Making the decision to have a child is momentous. It is to decide forever to have your heart go walking around outside your body. ~Elizabeth Stone

i think the older my kids get the truer this statement becomes. i know i will be a blubbering idiot they day of their graduations. and yes, i know they are still children, partly, and this is nothing compared to high school graduation and college and omg....weddings. if i think about it too much i don't think i'd be able to stop crying.

so.....love up your kids folks....even when they're being annoying pains in the ass. because you're going to turn around one day and they'll be off on their own living their life. SOB!

Sunday, May 1, 2011

love me some colin

firth that is. although i didn't watch the live viewing of friday's wedding (i caught a recap that night) i did watch the king's speech last night. i love colin firth. although i don't think he is considered among the "hotties" i find him sublime and charming and personable and handsome. above hot if you will.


the movie was spectacular really. sad in many ways. i realize it's a movie, but the glimpse into that royal life is always mesmerizing. i had always had a more romantic, doe-eyed notion about edward giving up the throne for his true love, but in actuality he was a bit of an ass, she a bit of a player, and it's probably better he gave it up. i think england would be a much different county if he hadn't. i love the fact that although george vi's own parents were hands off and of that aristocratic age that didn't really take care of their own kids or show them love, he and elizabeth seemed to be loving parents.
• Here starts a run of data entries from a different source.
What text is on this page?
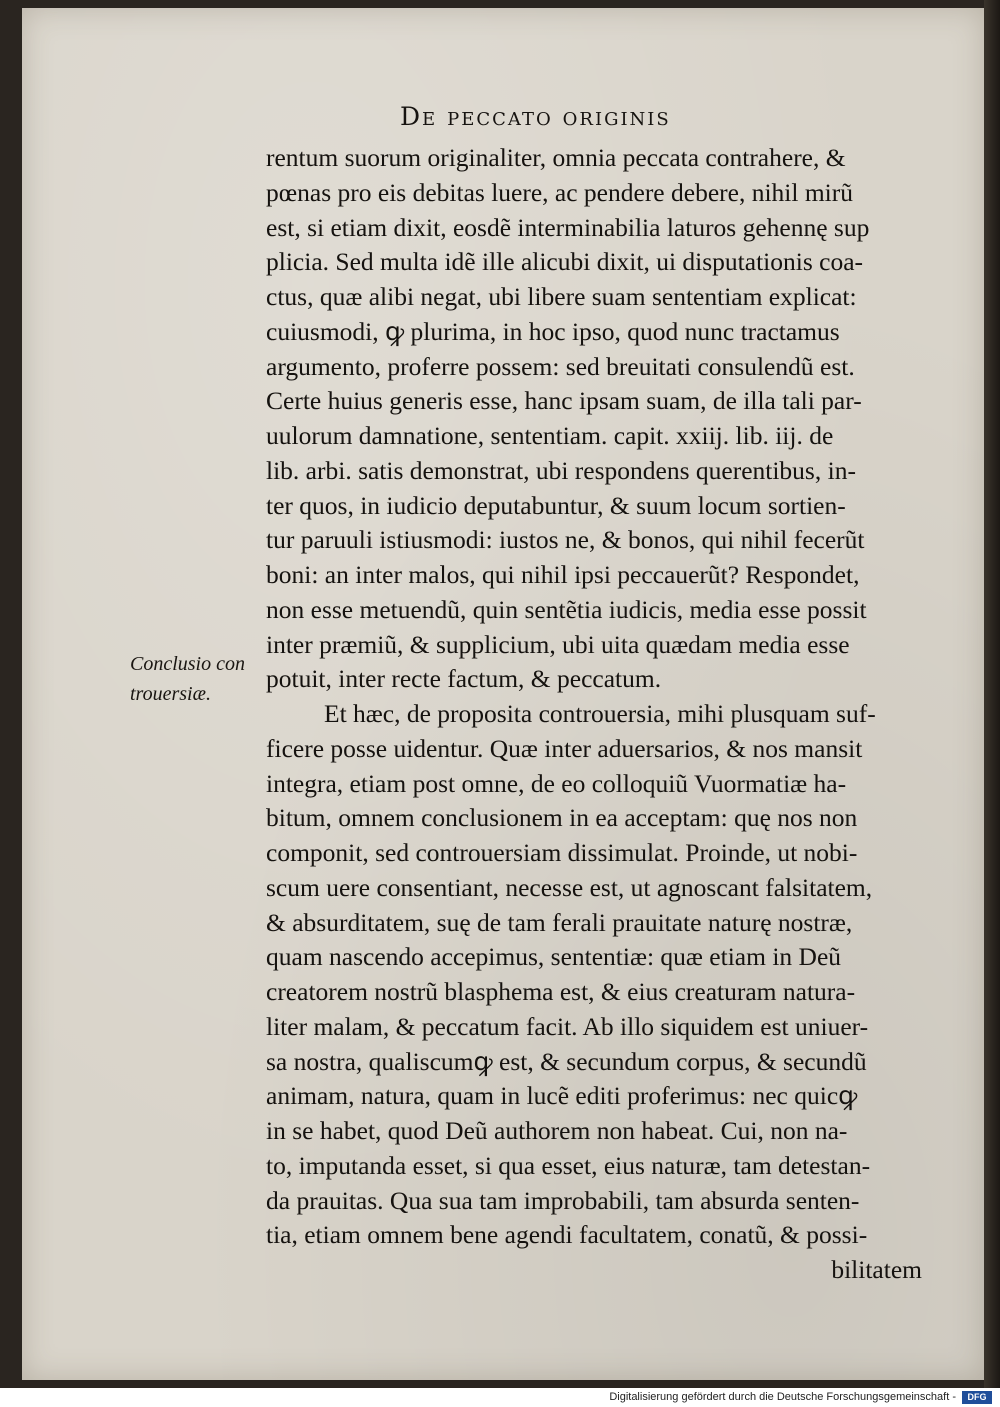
De peccato originis
Conclusio con
trouersiæ.
rentum suorum originaliter, omnia peccata contrahere, &
pœnas pro eis debitas luere, ac pendere debere, nihil mirũ
est, si etiam dixit, eosdẽ interminabilia laturos gehennę sup
plicia. Sed multa idẽ ille alicubi dixit, ui disputationis coa-
ctus, quæ alibi negat, ubi libere suam sententiam explicat:
cuiusmodi, ꝙ plurima, in hoc ipso, quod nunc tractamus
argumento, proferre possem: sed breuitati consulendũ est.
Certe huius generis esse, hanc ipsam suam, de illa tali par-
uulorum damnatione, sententiam. capit. xxiij. lib. iij. de
lib. arbi. satis demonstrat, ubi respondens querentibus, in-
ter quos, in iudicio deputabuntur, & suum locum sortien-
tur paruuli istiusmodi: iustos ne, & bonos, qui nihil fecerũt
boni: an inter malos, qui nihil ipsi peccauerũt? Respondet,
non esse metuendũ, quin sentẽtia iudicis, media esse possit
inter præmiũ, & supplicium, ubi uita quædam media esse
potuit, inter recte factum, & peccatum.
Et hæc, de proposita controuersia, mihi plusquam suf-
ficere posse uidentur. Quæ inter aduersarios, & nos mansit
integra, etiam post omne, de eo colloquiũ Vuormatiæ ha-
bitum, omnem conclusionem in ea acceptam: quę nos non
componit, sed controuersiam dissimulat. Proinde, ut nobi-
scum uere consentiant, necesse est, ut agnoscant falsitatem,
& absurditatem, suę de tam ferali prauitate naturę nostræ,
quam nascendo accepimus, sententiæ: quæ etiam in Deũ
creatorem nostrũ blasphema est, & eius creaturam natura-
liter malam, & peccatum facit. Ab illo siquidem est uniuer-
sa nostra, qualiscumꝙ est, & secundum corpus, & secundũ
animam, natura, quam in lucẽ editi proferimus: nec quicꝙ
in se habet, quod Deũ authorem non habeat. Cui, non na-
to, imputanda esset, si qua esset, eius naturæ, tam detestan-
da prauitas. Qua sua tam improbabili, tam absurda senten-
tia, etiam omnem bene agendi facultatem, conatũ, & possi-
bilitatem
Digitalisierung gefördert durch die Deutsche Forschungsgemeinschaft -	DFG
i watched a recap of friday's wedding---though all those years ago i remember watching that wedding live and being touched and awed. looking at the clips of that now, i don't see the glowing love and affection that i thought i did then, things that were so obvious in this wedding. i liked the nods to di and the personal touches the couple put on their special day.
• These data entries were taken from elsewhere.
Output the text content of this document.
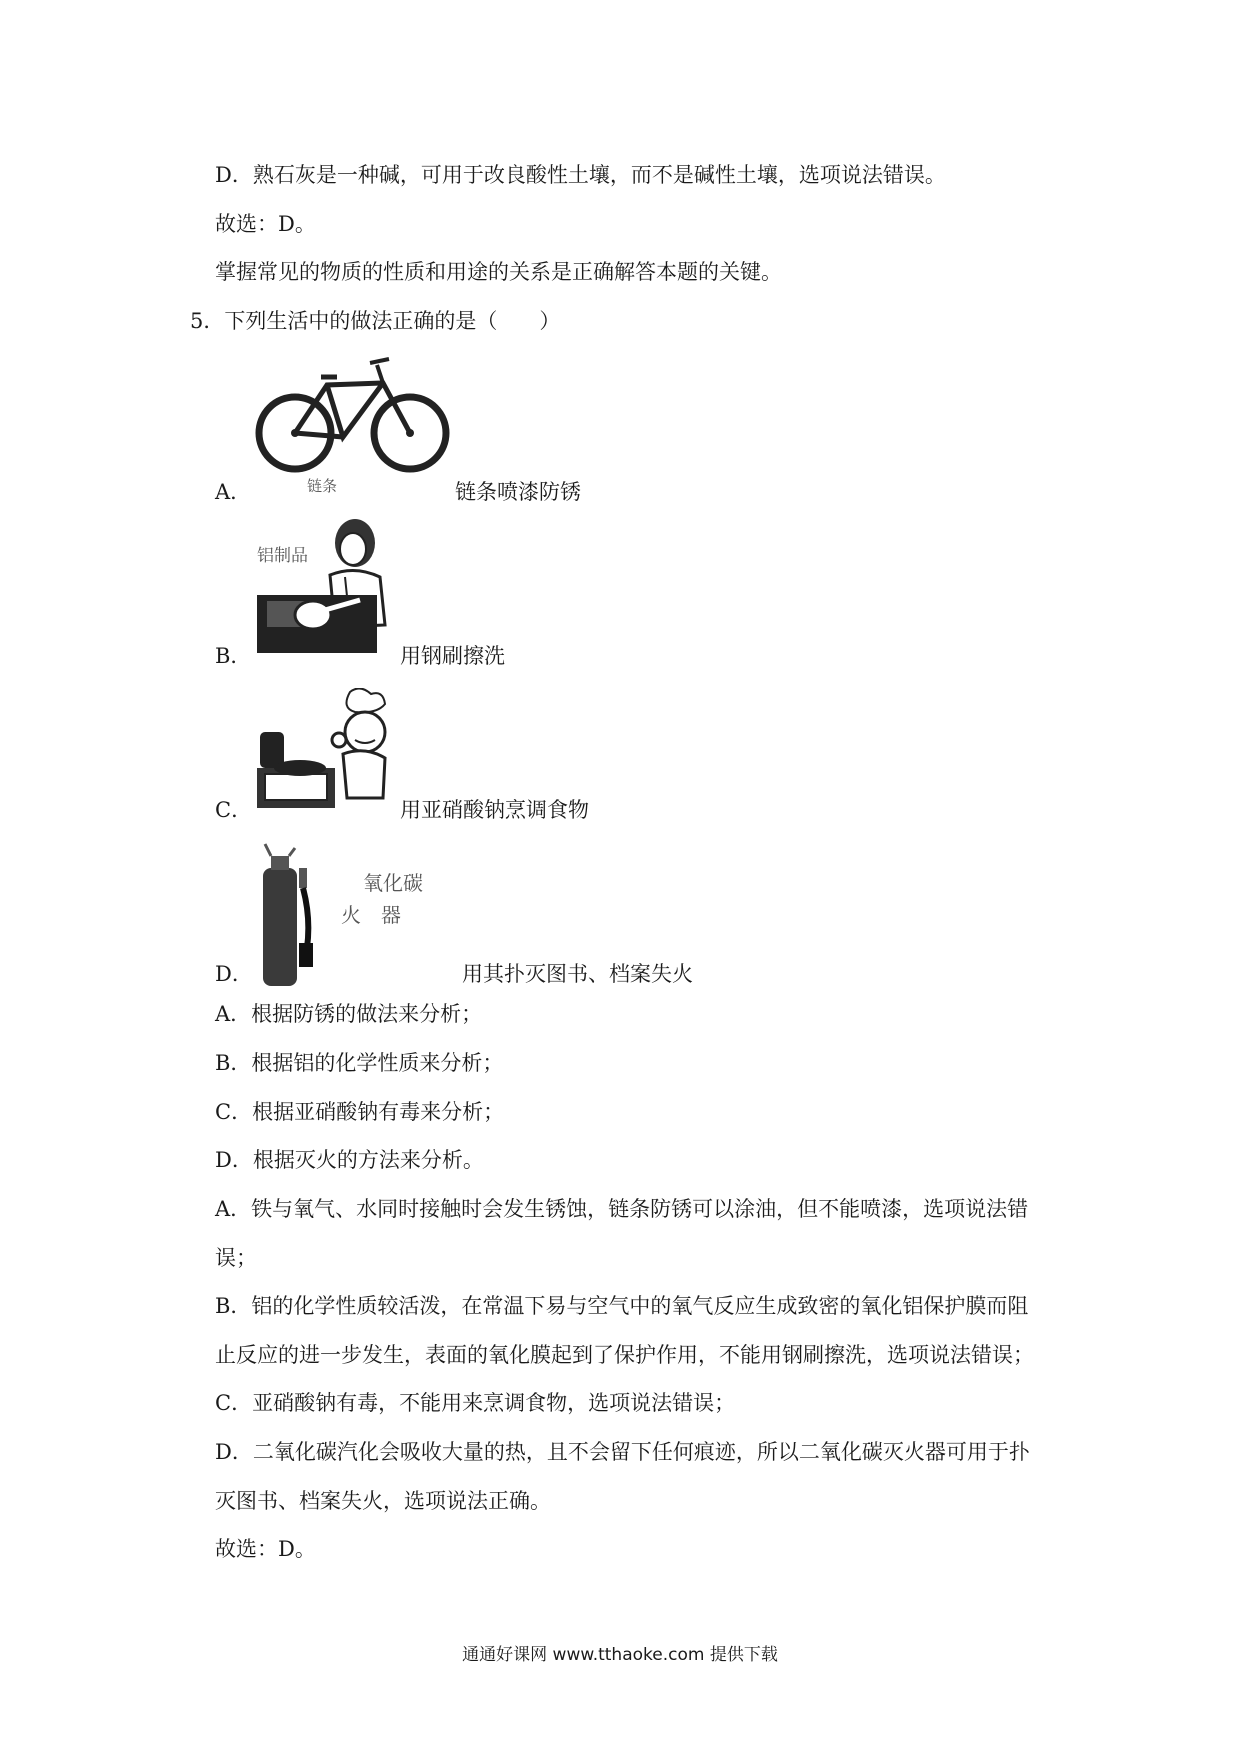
D．熟石灰是一种碱，可用于改良酸性土壤，而不是碱性土壤，选项说法错误。
故选：D。
掌握常见的物质的性质和用途的关系是正确解答本题的关键。
5．下列生活中的做法正确的是（　　）
链条
A．	链条喷漆防锈
铝制品
B．	用钢刷擦洗
C．	用亚硝酸钠烹调食物
氧化碳
火　器
D．	用其扑灭图书、档案失火
A．根据防锈的做法来分析；
B．根据铝的化学性质来分析；
C．根据亚硝酸钠有毒来分析；
D．根据灭火的方法来分析。
A．铁与氧气、水同时接触时会发生锈蚀，链条防锈可以涂油，但不能喷漆，选项说法错
误；
B．铝的化学性质较活泼，在常温下易与空气中的氧气反应生成致密的氧化铝保护膜而阻
止反应的进一步发生，表面的氧化膜起到了保护作用，不能用钢刷擦洗，选项说法错误；
C．亚硝酸钠有毒，不能用来烹调食物，选项说法错误；
D．二氧化碳汽化会吸收大量的热，且不会留下任何痕迹，所以二氧化碳灭火器可用于扑
灭图书、档案失火，选项说法正确。
故选：D。
通通好课网 www.tthaoke.com 提供下载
the hubs and i were talking, after watching the king's speech, and wondering what the english government will do this time around. not only is the next king divorced, he's remarried to a divorced woman. i think times have changed enough that this won't be an issue, but it was only two-generations ago that it was. interesting.
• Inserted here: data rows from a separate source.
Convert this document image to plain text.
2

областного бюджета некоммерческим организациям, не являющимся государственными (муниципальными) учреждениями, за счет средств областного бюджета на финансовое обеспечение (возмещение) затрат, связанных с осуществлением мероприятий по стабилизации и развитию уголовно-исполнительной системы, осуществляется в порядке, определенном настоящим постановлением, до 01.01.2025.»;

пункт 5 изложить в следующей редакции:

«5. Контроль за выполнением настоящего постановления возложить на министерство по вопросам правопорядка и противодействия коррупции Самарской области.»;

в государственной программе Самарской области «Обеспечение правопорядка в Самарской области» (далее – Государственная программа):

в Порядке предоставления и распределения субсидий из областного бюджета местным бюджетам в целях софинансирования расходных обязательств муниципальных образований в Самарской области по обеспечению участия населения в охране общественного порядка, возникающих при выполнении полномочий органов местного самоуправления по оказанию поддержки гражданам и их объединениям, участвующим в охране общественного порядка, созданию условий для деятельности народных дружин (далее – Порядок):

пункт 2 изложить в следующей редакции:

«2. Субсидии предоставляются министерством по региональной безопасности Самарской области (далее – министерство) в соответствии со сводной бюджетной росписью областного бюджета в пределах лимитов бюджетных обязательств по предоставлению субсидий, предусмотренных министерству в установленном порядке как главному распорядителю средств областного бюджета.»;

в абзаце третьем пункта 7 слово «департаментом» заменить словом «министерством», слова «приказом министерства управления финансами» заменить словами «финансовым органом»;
i like the fact that the new future queen doesn't have a royal drop of blood. i mean after all of this time i'd say they need to expand the gene pool right? and don't you know when william eventually watches this coverage he's going to come face to face (if he hasn't already) with the fact he's got a huge bald spot and harry has a nice full head of hair? wouldn't it be cool if kate's sister and william's brother got married?